Il y a cent ans, Tunguska…

Par Laura Knight-Jadczyk.

Il y a cent ans au cours de la nuit du 30 juin au 1er juillet, un des événements cosmiques des plus extraordinaires de l’histoire moderne s’est produit.

Les premiers rapports d’une étrange lueur dans le ciel arrivèrent de partout en Europe. Peu après minuit le 1er juillet 1908, les Londoniens furent intrigués par l’aspect rose phosphorescent du ciel nocturne au-dessus de la capitale. Les gens qui étaient partis se coucher, se réveillèrent déconcertés par l’étrange lueur rose qui brillait dans leur chambre à coucher. La même luminescence vermeille fut rapportée au-dessus de la Belgique. On constata curieusement que les cieux au-dessus de l’Allemagne avaient pris une teinte vert brillant, tandis qu’au-dessus de l’Écosse une blancheur incroyablement intense incitait la vie sauvage à croire que c’était l’aube.
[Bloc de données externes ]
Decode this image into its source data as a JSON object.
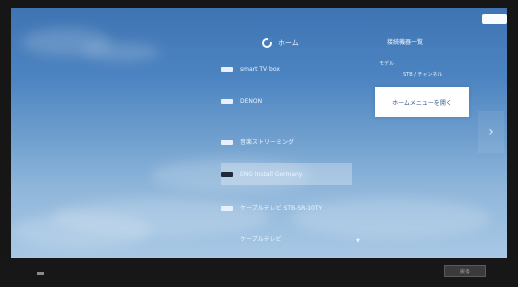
{
  "menu": {
    "title": "ホーム",
    "items": [
      {
        "label": "smart TV box",
        "selected": false
      },
      {
        "label": "DENON",
        "selected": false
      },
      {
        "label": "音楽ストリーミング",
        "selected": false
      },
      {
        "label": "ENG Install Germany",
        "selected": false
      },
      {
        "label": "ケーブルテレビ STB-SR-10TY",
        "selected": false
      },
      {
        "label": "ケーブルテレビ",
        "selected": true
      }
    ]
  },
  "panel": {
    "title": "接続機器一覧",
    "sub_label": "モデル",
    "value_label": "STB / チャンネル",
    "action_label": "ホームメニューを開く"
  },
  "footer": {
    "button_label": "戻る"
  },
  "colors": {
    "sky_top": "#3f74b3",
    "sky_bottom": "#a8c8e5",
    "selected_bg": "rgba(255,255,255,0.28)"
  }
}
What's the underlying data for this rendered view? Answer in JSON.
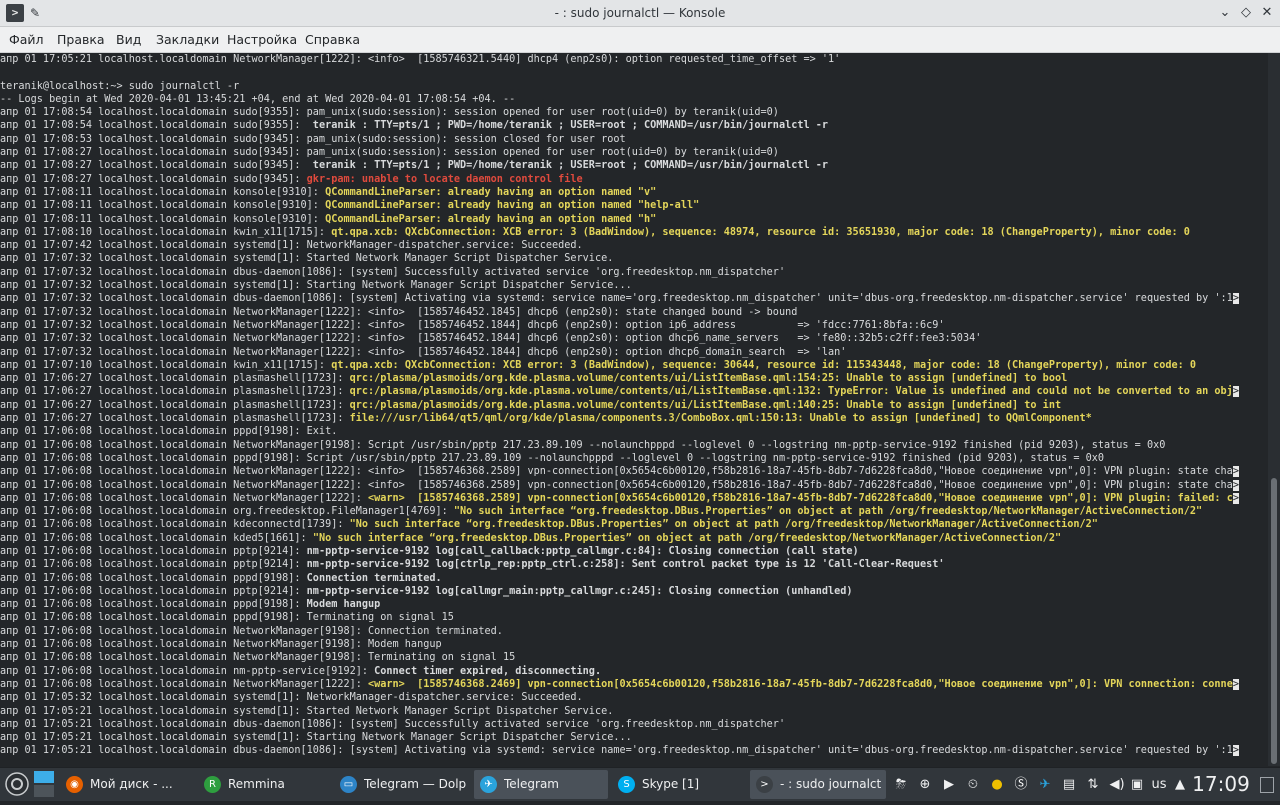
{
  "window": {
    "title": "- : sudo journalctl — Konsole"
  },
  "menubar": [
    "Файл",
    "Правка",
    "Вид",
    "Закладки",
    "Настройка",
    "Справка"
  ],
  "terminal": {
    "lines": [
      [
        [
          "p",
          "апр 01 17:05:21 localhost.localdomain NetworkManager[1222]: <info>  [1585746321.5440] dhcp4 (enp2s0): option requested_time_offset => '1'"
        ]
      ],
      [],
      [
        [
          "p",
          "teranik@localhost:~> sudo journalctl -r"
        ]
      ],
      [
        [
          "p",
          "-- Logs begin at Wed 2020-04-01 13:45:21 +04, end at Wed 2020-04-01 17:08:54 +04. --"
        ]
      ],
      [
        [
          "p",
          "апр 01 17:08:54 localhost.localdomain sudo[9355]: pam_unix(sudo:session): session opened for user root(uid=0) by teranik(uid=0)"
        ]
      ],
      [
        [
          "p",
          "апр 01 17:08:54 localhost.localdomain sudo[9355]: "
        ],
        [
          "m",
          " teranik : TTY=pts/1 ; PWD=/home/teranik ; USER=root ; COMMAND=/usr/bin/journalctl -r"
        ]
      ],
      [
        [
          "p",
          "апр 01 17:08:53 localhost.localdomain sudo[9345]: pam_unix(sudo:session): session closed for user root"
        ]
      ],
      [
        [
          "p",
          "апр 01 17:08:27 localhost.localdomain sudo[9345]: pam_unix(sudo:session): session opened for user root(uid=0) by teranik(uid=0)"
        ]
      ],
      [
        [
          "p",
          "апр 01 17:08:27 localhost.localdomain sudo[9345]: "
        ],
        [
          "m",
          " teranik : TTY=pts/1 ; PWD=/home/teranik ; USER=root ; COMMAND=/usr/bin/journalctl -r"
        ]
      ],
      [
        [
          "p",
          "апр 01 17:08:27 localhost.localdomain sudo[9345]: "
        ],
        [
          "e",
          "gkr-pam: unable to locate daemon control file"
        ]
      ],
      [
        [
          "p",
          "апр 01 17:08:11 localhost.localdomain konsole[9310]: "
        ],
        [
          "w",
          "QCommandLineParser: already having an option named \"v\""
        ]
      ],
      [
        [
          "p",
          "апр 01 17:08:11 localhost.localdomain konsole[9310]: "
        ],
        [
          "w",
          "QCommandLineParser: already having an option named \"help-all\""
        ]
      ],
      [
        [
          "p",
          "апр 01 17:08:11 localhost.localdomain konsole[9310]: "
        ],
        [
          "w",
          "QCommandLineParser: already having an option named \"h\""
        ]
      ],
      [
        [
          "p",
          "апр 01 17:08:10 localhost.localdomain kwin_x11[1715]: "
        ],
        [
          "w",
          "qt.qpa.xcb: QXcbConnection: XCB error: 3 (BadWindow), sequence: 48974, resource id: 35651930, major code: 18 (ChangeProperty), minor code: 0"
        ]
      ],
      [
        [
          "p",
          "апр 01 17:07:42 localhost.localdomain systemd[1]: NetworkManager-dispatcher.service: Succeeded."
        ]
      ],
      [
        [
          "p",
          "апр 01 17:07:32 localhost.localdomain systemd[1]: Started Network Manager Script Dispatcher Service."
        ]
      ],
      [
        [
          "p",
          "апр 01 17:07:32 localhost.localdomain dbus-daemon[1086]: [system] Successfully activated service 'org.freedesktop.nm_dispatcher'"
        ]
      ],
      [
        [
          "p",
          "апр 01 17:07:32 localhost.localdomain systemd[1]: Starting Network Manager Script Dispatcher Service..."
        ]
      ],
      [
        [
          "p",
          "апр 01 17:07:32 localhost.localdomain dbus-daemon[1086]: [system] Activating via systemd: service name='org.freedesktop.nm_dispatcher' unit='dbus-org.freedesktop.nm-dispatcher.service' requested by ':1"
        ],
        [
          "cur",
          ">"
        ]
      ],
      [
        [
          "p",
          "апр 01 17:07:32 localhost.localdomain NetworkManager[1222]: <info>  [1585746452.1845] dhcp6 (enp2s0): state changed bound -> bound"
        ]
      ],
      [
        [
          "p",
          "апр 01 17:07:32 localhost.localdomain NetworkManager[1222]: <info>  [1585746452.1844] dhcp6 (enp2s0): option ip6_address          => 'fdcc:7761:8bfa::6c9'"
        ]
      ],
      [
        [
          "p",
          "апр 01 17:07:32 localhost.localdomain NetworkManager[1222]: <info>  [1585746452.1844] dhcp6 (enp2s0): option dhcp6_name_servers   => 'fe80::32b5:c2ff:fee3:5034'"
        ]
      ],
      [
        [
          "p",
          "апр 01 17:07:32 localhost.localdomain NetworkManager[1222]: <info>  [1585746452.1844] dhcp6 (enp2s0): option dhcp6_domain_search  => 'lan'"
        ]
      ],
      [
        [
          "p",
          "апр 01 17:07:10 localhost.localdomain kwin_x11[1715]: "
        ],
        [
          "w",
          "qt.qpa.xcb: QXcbConnection: XCB error: 3 (BadWindow), sequence: 30644, resource id: 115343448, major code: 18 (ChangeProperty), minor code: 0"
        ]
      ],
      [
        [
          "p",
          "апр 01 17:06:27 localhost.localdomain plasmashell[1723]: "
        ],
        [
          "w",
          "qrc:/plasma/plasmoids/org.kde.plasma.volume/contents/ui/ListItemBase.qml:154:25: Unable to assign [undefined] to bool"
        ]
      ],
      [
        [
          "p",
          "апр 01 17:06:27 localhost.localdomain plasmashell[1723]: "
        ],
        [
          "w",
          "qrc:/plasma/plasmoids/org.kde.plasma.volume/contents/ui/ListItemBase.qml:132: TypeError: Value is undefined and could not be converted to an obj"
        ],
        [
          "cur",
          ">"
        ]
      ],
      [
        [
          "p",
          "апр 01 17:06:27 localhost.localdomain plasmashell[1723]: "
        ],
        [
          "w",
          "qrc:/plasma/plasmoids/org.kde.plasma.volume/contents/ui/ListItemBase.qml:140:25: Unable to assign [undefined] to int"
        ]
      ],
      [
        [
          "p",
          "апр 01 17:06:27 localhost.localdomain plasmashell[1723]: "
        ],
        [
          "w",
          "file:///usr/lib64/qt5/qml/org/kde/plasma/components.3/ComboBox.qml:150:13: Unable to assign [undefined] to QQmlComponent*"
        ]
      ],
      [
        [
          "p",
          "апр 01 17:06:08 localhost.localdomain pppd[9198]: Exit."
        ]
      ],
      [
        [
          "p",
          "апр 01 17:06:08 localhost.localdomain NetworkManager[9198]: Script /usr/sbin/pptp 217.23.89.109 --nolaunchpppd --loglevel 0 --logstring nm-pptp-service-9192 finished (pid 9203), status = 0x0"
        ]
      ],
      [
        [
          "p",
          "апр 01 17:06:08 localhost.localdomain pppd[9198]: Script /usr/sbin/pptp 217.23.89.109 --nolaunchpppd --loglevel 0 --logstring nm-pptp-service-9192 finished (pid 9203), status = 0x0"
        ]
      ],
      [
        [
          "p",
          "апр 01 17:06:08 localhost.localdomain NetworkManager[1222]: <info>  [1585746368.2589] vpn-connection[0x5654c6b00120,f58b2816-18a7-45fb-8db7-7d6228fca8d0,\"Новое соединение vpn\",0]: VPN plugin: state cha"
        ],
        [
          "cur",
          ">"
        ]
      ],
      [
        [
          "p",
          "апр 01 17:06:08 localhost.localdomain NetworkManager[1222]: <info>  [1585746368.2589] vpn-connection[0x5654c6b00120,f58b2816-18a7-45fb-8db7-7d6228fca8d0,\"Новое соединение vpn\",0]: VPN plugin: state cha"
        ],
        [
          "cur",
          ">"
        ]
      ],
      [
        [
          "p",
          "апр 01 17:06:08 localhost.localdomain NetworkManager[1222]: "
        ],
        [
          "w",
          "<warn>  [1585746368.2589] vpn-connection[0x5654c6b00120,f58b2816-18a7-45fb-8db7-7d6228fca8d0,\"Новое соединение vpn\",0]: VPN plugin: failed: c"
        ],
        [
          "cur",
          ">"
        ]
      ],
      [
        [
          "p",
          "апр 01 17:06:08 localhost.localdomain org.freedesktop.FileManager1[4769]: "
        ],
        [
          "w",
          "\"No such interface “org.freedesktop.DBus.Properties” on object at path /org/freedesktop/NetworkManager/ActiveConnection/2\""
        ]
      ],
      [
        [
          "p",
          "апр 01 17:06:08 localhost.localdomain kdeconnectd[1739]: "
        ],
        [
          "w",
          "\"No such interface “org.freedesktop.DBus.Properties” on object at path /org/freedesktop/NetworkManager/ActiveConnection/2\""
        ]
      ],
      [
        [
          "p",
          "апр 01 17:06:08 localhost.localdomain kded5[1661]: "
        ],
        [
          "w",
          "\"No such interface “org.freedesktop.DBus.Properties” on object at path /org/freedesktop/NetworkManager/ActiveConnection/2\""
        ]
      ],
      [
        [
          "p",
          "апр 01 17:06:08 localhost.localdomain pptp[9214]: "
        ],
        [
          "m",
          "nm-pptp-service-9192 log[call_callback:pptp_callmgr.c:84]: Closing connection (call state)"
        ]
      ],
      [
        [
          "p",
          "апр 01 17:06:08 localhost.localdomain pptp[9214]: "
        ],
        [
          "m",
          "nm-pptp-service-9192 log[ctrlp_rep:pptp_ctrl.c:258]: Sent control packet type is 12 'Call-Clear-Request'"
        ]
      ],
      [
        [
          "p",
          "апр 01 17:06:08 localhost.localdomain pppd[9198]: "
        ],
        [
          "m",
          "Connection terminated."
        ]
      ],
      [
        [
          "p",
          "апр 01 17:06:08 localhost.localdomain pptp[9214]: "
        ],
        [
          "m",
          "nm-pptp-service-9192 log[callmgr_main:pptp_callmgr.c:245]: Closing connection (unhandled)"
        ]
      ],
      [
        [
          "p",
          "апр 01 17:06:08 localhost.localdomain pppd[9198]: "
        ],
        [
          "m",
          "Modem hangup"
        ]
      ],
      [
        [
          "p",
          "апр 01 17:06:08 localhost.localdomain pppd[9198]: Terminating on signal 15"
        ]
      ],
      [
        [
          "p",
          "апр 01 17:06:08 localhost.localdomain NetworkManager[9198]: Connection terminated."
        ]
      ],
      [
        [
          "p",
          "апр 01 17:06:08 localhost.localdomain NetworkManager[9198]: Modem hangup"
        ]
      ],
      [
        [
          "p",
          "апр 01 17:06:08 localhost.localdomain NetworkManager[9198]: Terminating on signal 15"
        ]
      ],
      [
        [
          "p",
          "апр 01 17:06:08 localhost.localdomain nm-pptp-service[9192]: "
        ],
        [
          "m",
          "Connect timer expired, disconnecting."
        ]
      ],
      [
        [
          "p",
          "апр 01 17:06:08 localhost.localdomain NetworkManager[1222]: "
        ],
        [
          "w",
          "<warn>  [1585746368.2469] vpn-connection[0x5654c6b00120,f58b2816-18a7-45fb-8db7-7d6228fca8d0,\"Новое соединение vpn\",0]: VPN connection: conne"
        ],
        [
          "cur",
          ">"
        ]
      ],
      [
        [
          "p",
          "апр 01 17:05:32 localhost.localdomain systemd[1]: NetworkManager-dispatcher.service: Succeeded."
        ]
      ],
      [
        [
          "p",
          "апр 01 17:05:21 localhost.localdomain systemd[1]: Started Network Manager Script Dispatcher Service."
        ]
      ],
      [
        [
          "p",
          "апр 01 17:05:21 localhost.localdomain dbus-daemon[1086]: [system] Successfully activated service 'org.freedesktop.nm_dispatcher'"
        ]
      ],
      [
        [
          "p",
          "апр 01 17:05:21 localhost.localdomain systemd[1]: Starting Network Manager Script Dispatcher Service..."
        ]
      ],
      [
        [
          "p",
          "апр 01 17:05:21 localhost.localdomain dbus-daemon[1086]: [system] Activating via systemd: service name='org.freedesktop.nm_dispatcher' unit='dbus-org.freedesktop.nm-dispatcher.service' requested by ':1"
        ],
        [
          "cur",
          ">"
        ]
      ]
    ]
  },
  "taskbar": {
    "tasks": [
      {
        "label": "Мой диск - ...",
        "icon": "firefox-icon",
        "color": "#e66000",
        "active": false
      },
      {
        "label": "Remmina",
        "icon": "remmina-icon",
        "color": "#2e9e3f",
        "active": false
      },
      {
        "label": "Telegram — Dolp...",
        "icon": "dolphin-icon",
        "color": "#2d84c7",
        "active": false
      },
      {
        "label": "Telegram",
        "icon": "telegram-icon",
        "color": "#2aa3dc",
        "active": true
      },
      {
        "label": "Skype [1]",
        "icon": "skype-icon",
        "color": "#00aff0",
        "active": false
      },
      {
        "label": "- : sudo journalctl...",
        "icon": "konsole-icon",
        "color": "#3b4045",
        "active": true
      }
    ],
    "keyboard_layout": "us",
    "clock": "17:09"
  }
}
Les chants d’oiseaux commencèrent et les coqs chantèrent – à deux heures du matin.

Les cieux au-dessus de Moscou étaient si brillants qu’on prit des photos des rues sans utiliser de flash au magnésium. Le capitaine d’un navire sur la Volga a dit qu’il pouvait voir des vaisseaux sur la rivière à trois kilomètres grâce à la lumière astrale mystérieuse. Une partie de golf en Angleterre continua presque jusqu’à quatre heures du matin sous la lueur nocturne, et la semaine suivante The Times of London fut submergé de lettres de lecteurs provenant de tout le Royaume Uni pour rapporter la curieuse ‘fausse aurore’. Une femme à Huntington écrivit avoir été capable de lire un livre dans sa chambre à coucher rien qu’à la lueur de cette singulière lumière rose. Durant des semaines le courrier afflua faisant état de centaines de témoignages au sujet de ces conditions lumineuses décrites comme identiques….

Aucune des personnes ayant été témoin de cet étrange phénomène ne savait que, sur la plateau sibérien central, juste après 7h15, heure locale, la planète avait été heurtée par un impacteur cométaire qui explosa – comme c’est le cas de la plupart des impacteurs – dans l’atmosphère juste au-dessus de la surface de la Terre.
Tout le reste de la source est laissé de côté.